Some people are actively interested in the stuff I am doing in my PhD studies, or at least they ask me questions about it. I usually tell them about my first experiment. That experiment was entirely about the difference between meaningless movements I call fidgeting and meaningful gestures, in this case sign language signs.

“Press the spacebar as soon as you see a sign”

It struck me then, and it still strikes me, that a bunch of people talking respond to each other so appropriately. Many, many times I saw people reacting to gestures of all sorts. Maybe just a little headnod or a palm-up gesture, or a raising of the eyebrows. And how often do you see anyone accidentally responding to a movement that was not intended to communicate after all?

Imagine the following chitchat:
You: “Nice weather huh?”
Her: “Yeah” (and makes some sort of movement)
You: “What do you mean, you think I am crazy?” (misinterpreting the movement)
Her: “I didn’t do anything, what are you talking about?” (now starts thinking you are crazy)

Rather unlikely? It just doesn’t happen. No matter how much we talk and interact, it hardly ever goes wrong. I will take the exceptional examples as exemplifying the rule.

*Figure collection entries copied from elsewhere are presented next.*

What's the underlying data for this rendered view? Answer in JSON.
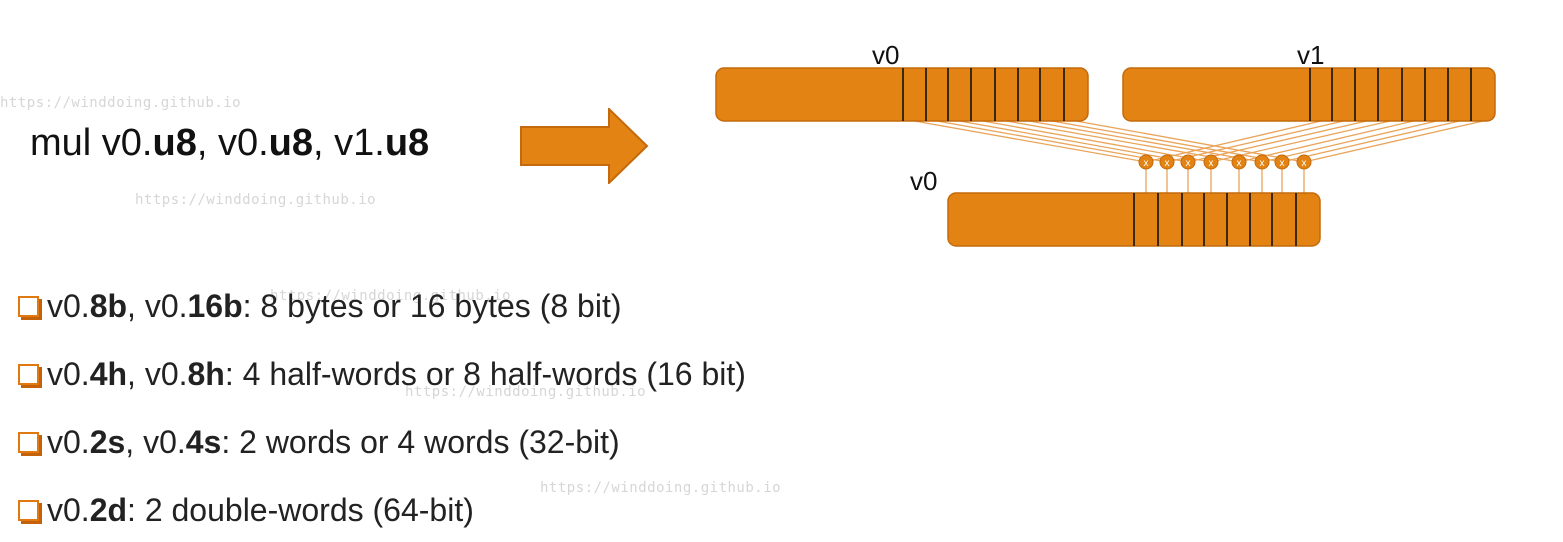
{
  "watermark": "https://winddoing.github.io",
  "instruction": {
    "mnemonic": "mul v0.",
    "arg1_suffix": "u8",
    "sep1": ", v0.",
    "arg2_suffix": "u8",
    "sep2": ", v1.",
    "arg3_suffix": "u8"
  },
  "diagram": {
    "src1_label": "v0",
    "src2_label": "v1",
    "dst_label": "v0",
    "op_symbol": "x",
    "lane_count": 8,
    "colors": {
      "fill": "#e38313",
      "stroke": "#c46a0c",
      "line": "#e9a45a"
    }
  },
  "bullets": [
    {
      "prefix": "v0.",
      "b1": "8b",
      "mid": ", v0.",
      "b2": "16b",
      "rest": ": 8 bytes or 16 bytes (8 bit)"
    },
    {
      "prefix": "v0.",
      "b1": "4h",
      "mid": ", v0.",
      "b2": "8h",
      "rest": ": 4 half-words or 8 half-words (16 bit)"
    },
    {
      "prefix": "v0.",
      "b1": "2s",
      "mid": ", v0.",
      "b2": "4s",
      "rest": ": 2 words or 4 words (32-bit)"
    },
    {
      "prefix": "v0.",
      "b1": "2d",
      "mid": "",
      "b2": "",
      "rest": ": 2 double-words (64-bit)"
    }
  ]
}
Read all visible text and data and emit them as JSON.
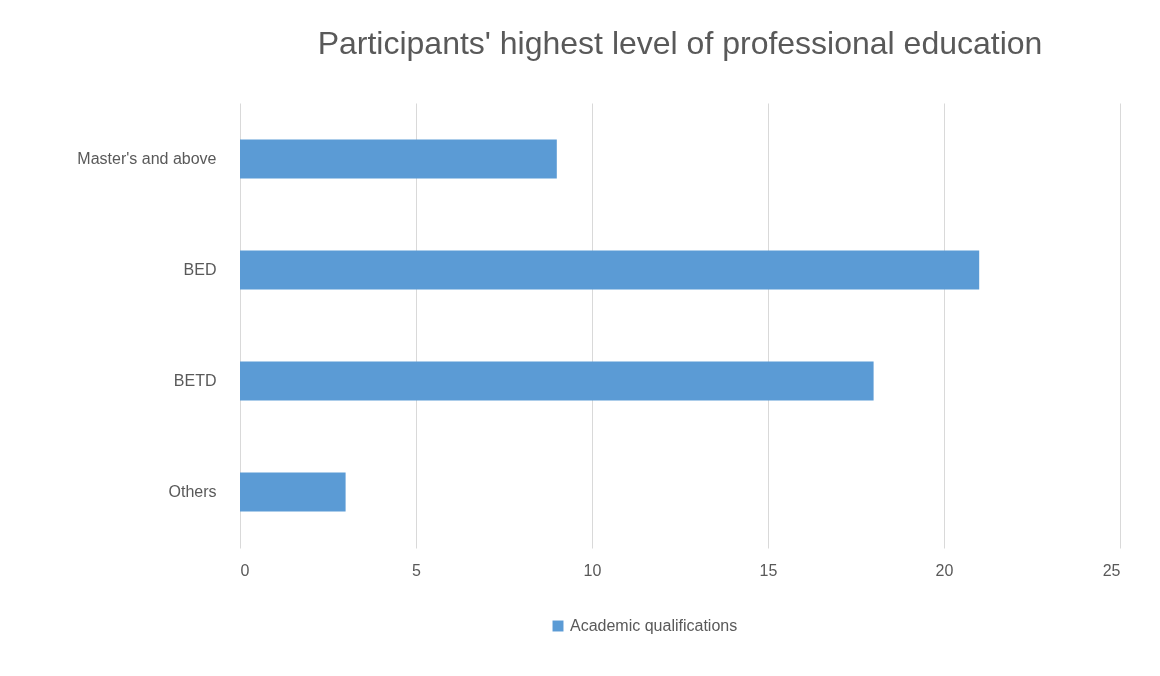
{
  "chart_data": {
    "type": "bar",
    "orientation": "horizontal",
    "title": "Participants' highest level of professional education",
    "categories": [
      "Master's and above",
      "BED",
      "BETD",
      "Others"
    ],
    "series": [
      {
        "name": "Academic qualifications",
        "color": "#5b9bd5",
        "values": [
          9,
          21,
          18,
          3
        ]
      }
    ],
    "xlim": [
      0,
      25
    ],
    "xticks": [
      0,
      5,
      10,
      15,
      20,
      25
    ],
    "grid": "x",
    "legend": "bottom"
  }
}
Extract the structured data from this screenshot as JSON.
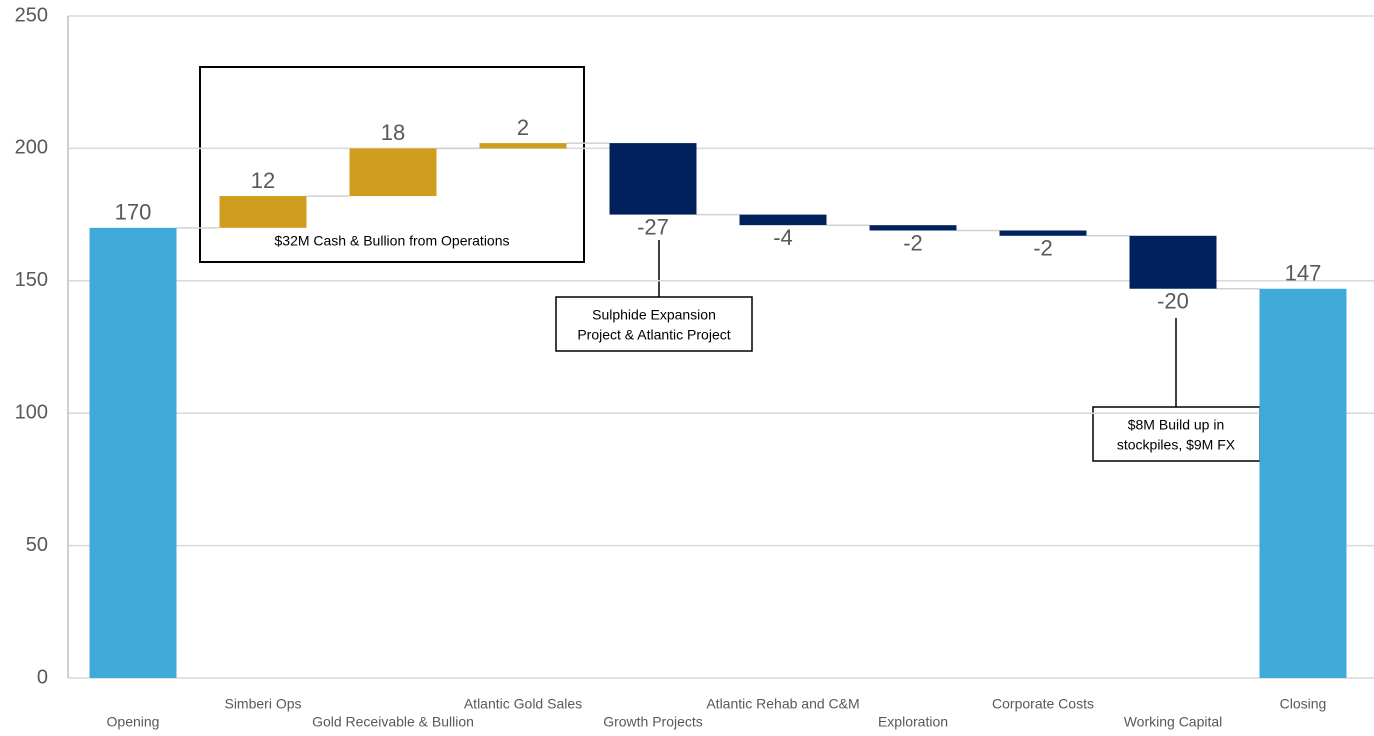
{
  "chart_data": {
    "type": "waterfall",
    "categories": [
      "Opening",
      "Simberi Ops",
      "Gold Receivable & Bullion",
      "Atlantic Gold Sales",
      "Growth Projects",
      "Atlantic Rehab and C&M",
      "Exploration",
      "Corporate Costs",
      "Working Capital",
      "Closing"
    ],
    "values": [
      170,
      12,
      18,
      2,
      -27,
      -4,
      -2,
      -2,
      -20,
      147
    ],
    "measure": [
      "absolute",
      "relative",
      "relative",
      "relative",
      "relative",
      "relative",
      "relative",
      "relative",
      "relative",
      "absolute"
    ],
    "colors": [
      "#3fa9da",
      "#d09e1e",
      "#d09e1e",
      "#d09e1e",
      "#00215b",
      "#00215b",
      "#00215b",
      "#00215b",
      "#00215b",
      "#3fa9da"
    ],
    "ylim": [
      0,
      250
    ],
    "yticks": [
      0,
      50,
      100,
      150,
      200,
      250
    ],
    "grid": true,
    "annotations": [
      {
        "lines": [
          "$32M Cash & Bullion from Operations"
        ]
      },
      {
        "lines": [
          "Sulphide Expansion",
          "Project & Atlantic Project"
        ]
      },
      {
        "lines": [
          "$8M Build up in",
          "stockpiles, $9M FX"
        ]
      }
    ]
  }
}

So, I set out to see if I could test this in a lab. How fast can people make judgements about the status of a movement. I used sign language signs and fidgeting, and told people to press a button as soon as they saw a sign. And I found people could do that very well and very fast. Even non-signers could do it. (In case you want to read more: the journal Gesture recently accepted my publication of these results, hooray!).

If you want you can repeat the experiment in real life whenever you (and a friend) watch a conversation. Just put up your finger as soon as you see the talking people make a gesture. I bet you will both skip the fidgeting and spot the gestures.

Now, imagine a gesture recognizing computer trying to do the same trick and ignore fidgeting. Currently computers that are programmed to recognize gestures, simply assume any movement is a gesture candidate, and will try to classify it against their vocabulary.

In speech recognition one might see a similar problem. People say things like “ehm” or “ehr..” during an utterance. They may also cough, sneeze or scrape their throat. But is that really comparable to fidgeting? I am tempted to think that they are quite different. Coughing or sneezing is a bodily function, whereas fidgeting is usually just a ritualized watered-down version of some bodily function, if any. The reason behind it is quite different. Saying “ehm” is mostly a way to fill the gap, or keep the floor, in a poorly planned utterance. It is in a way as much a deliberate part of the communication as the words used. Nevertheless the computers task is more or less the same: it must withstand the disruptions and continue recognizing the words (or gestures) as if nothing happened. Both “ehm” and fidgeting should be ignored without damaging other processes. And that is quite a challenge as it is.

In speech recognition several techniques have been invented to cope with “ehm” and out-of-vocabulary (OOV) words. Most importantly ‘word spotting’ and ‘filler and garbage models’. Perhaps gesture recognition would do well to have a closer look at those techniques to start safely ignoring fidgeting?